Kurt Drummer war mit seiner TV-Sendung „Der Fernsehkoch empfiehlt“ der bekannteste Fernsehkoch der DDR – und eigentlich war er der Koch der deftigen Gerichte. Kartoffelsuppe war seine Leibspeise, und Drummer liebte alles mit Eiern. Millionen Hobbyköche hat er inspiriert. Doch heute entdecken wir, dass Drummer auch eine kleine Naschkatze sein konnte. Denn in einem seiner Bücher haben wir auch einen einfachen und leckeren Napfkuchen entdeckt.

Der Napfkuchen ist ein Kuchen, der in einer tiefen, runden Form – einem sogenannten „Napf“ – gebacken wird. Typische Vertreter sind Gugelhupf, Marmorkuchen oder Rodonkuchen. Im Unterschied zu Blechkuchen erhält er durch die hohe Form beim Backen seine charakteristische ringförmige Gestalt.

Seinen Namen verdankt der Napfkuchen genau dieser Backform: Das Wort „Napf“ bezeichnet ursprünglich eine Schale oder ein Gefäß. Der Begriff „Napfkuchen“ ist seit der Mitte des 18. Jahrhunderts belegt und bedeutet wörtlich „Kuchen aus dem Napf“. Kurt Drummers Napfkuchen heißt „Belvedere“ – wie man ihn macht, lesen Sie im Rezept.

Mit einem Klecks frisch aufgeschlagener Sahne schmeckt der Naptkuchen gleich noch etwas besser.
Mit einem Klecks frisch aufgeschlagener Sahne schmeckt der Naptkuchen gleich noch etwas besser.Illustration: Berliner KURIER

Zutaten für Napfkuchen „Belvedere“

Das brauchen Sie:
300 g Mehl
300 g Zucker
250 g Butter
6 Eier
Puderzucker

Zubereitung: So backen Sie den Napfkuchen „Belvedere“

1. Backform vorbereiten. Eine Napfkuchenform mit etwa 30 g Butter gründlich einfetten und rundum mit Mehl bestäuben. Überschüssiges Mehl durch kurzes Stürzen der Form ausschütten.

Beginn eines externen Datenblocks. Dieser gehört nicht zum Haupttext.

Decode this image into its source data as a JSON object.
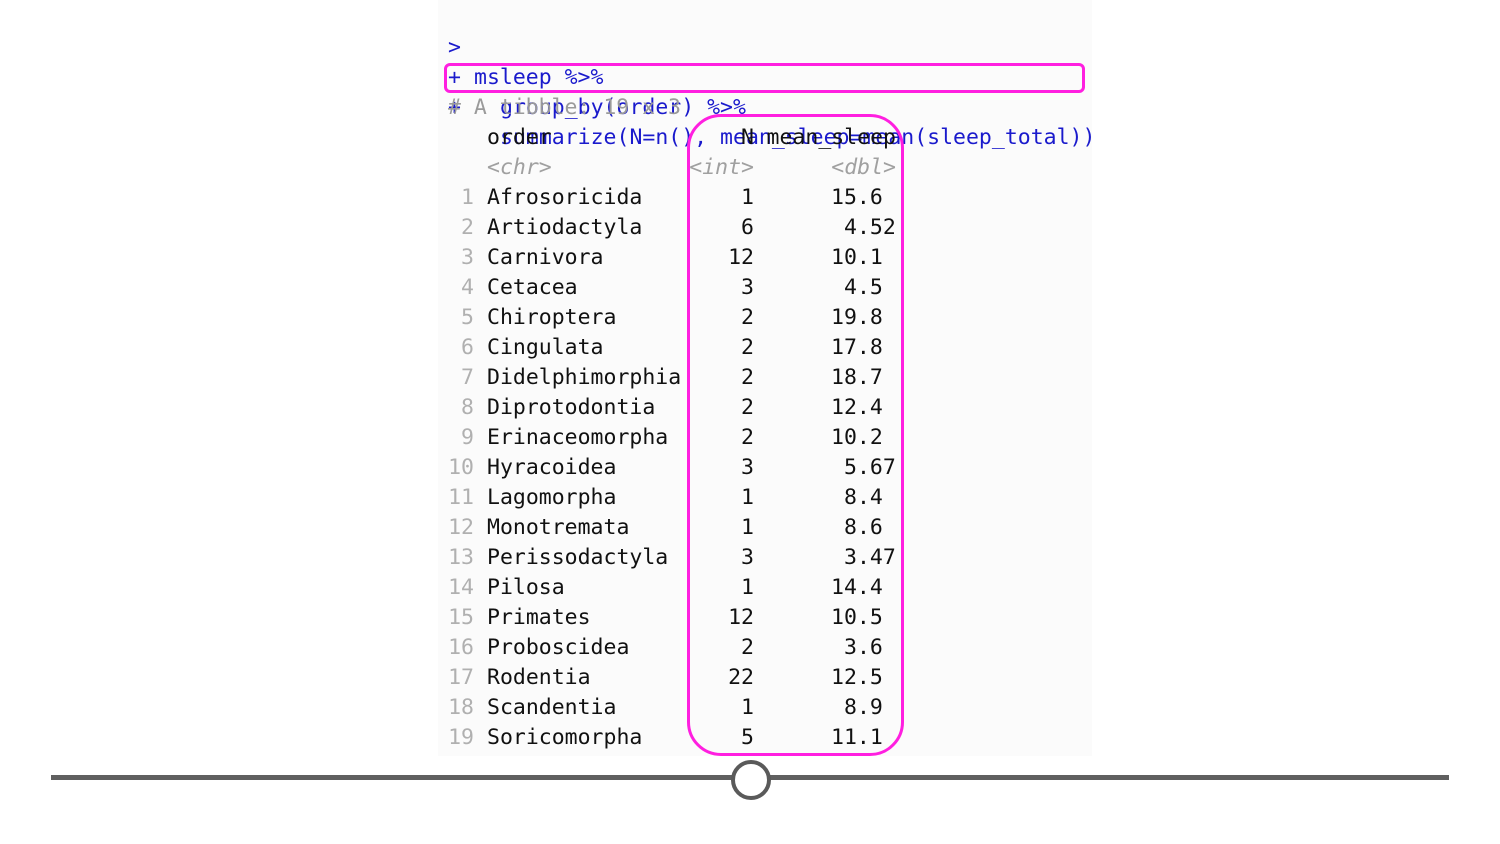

2. Teig herstellen. Die Butter schaumig rühren und nach und nach mit dem Zucker vermischen. Die Eigelbe einzeln unterrühren. Anschließend das gesiebte Mehl esslöffelweise zugeben.

3. Eischnee unterheben. Das Eiweiß steif schlagen und mit einem Holzlöffel vorsichtig unter den Teig heben, damit die luftige Konsistenz erhalten bleibt.

4. Kuchen backen. Den Teig in die vorbereitete Form füllen und bei Bedarf mit leicht gefettetem Pergamentpapier abdecken. Im auf 150 Grad vorgeheizten Backofen 45 bis 50 Minuten backen. Die Ofentür in den ersten 20 bis 25 Minuten nicht öffnen. Nach etwa 30 bis 35 Minuten mit der Stäbchenprobe den Garzustand prüfen.

5. Auskühlen lassen und servieren. Den fertigen Napfkuchen einige Minuten abkühlen lassen, vorsichtig aus der Form stürzen und großzügig mit Puderzucker bestäuben.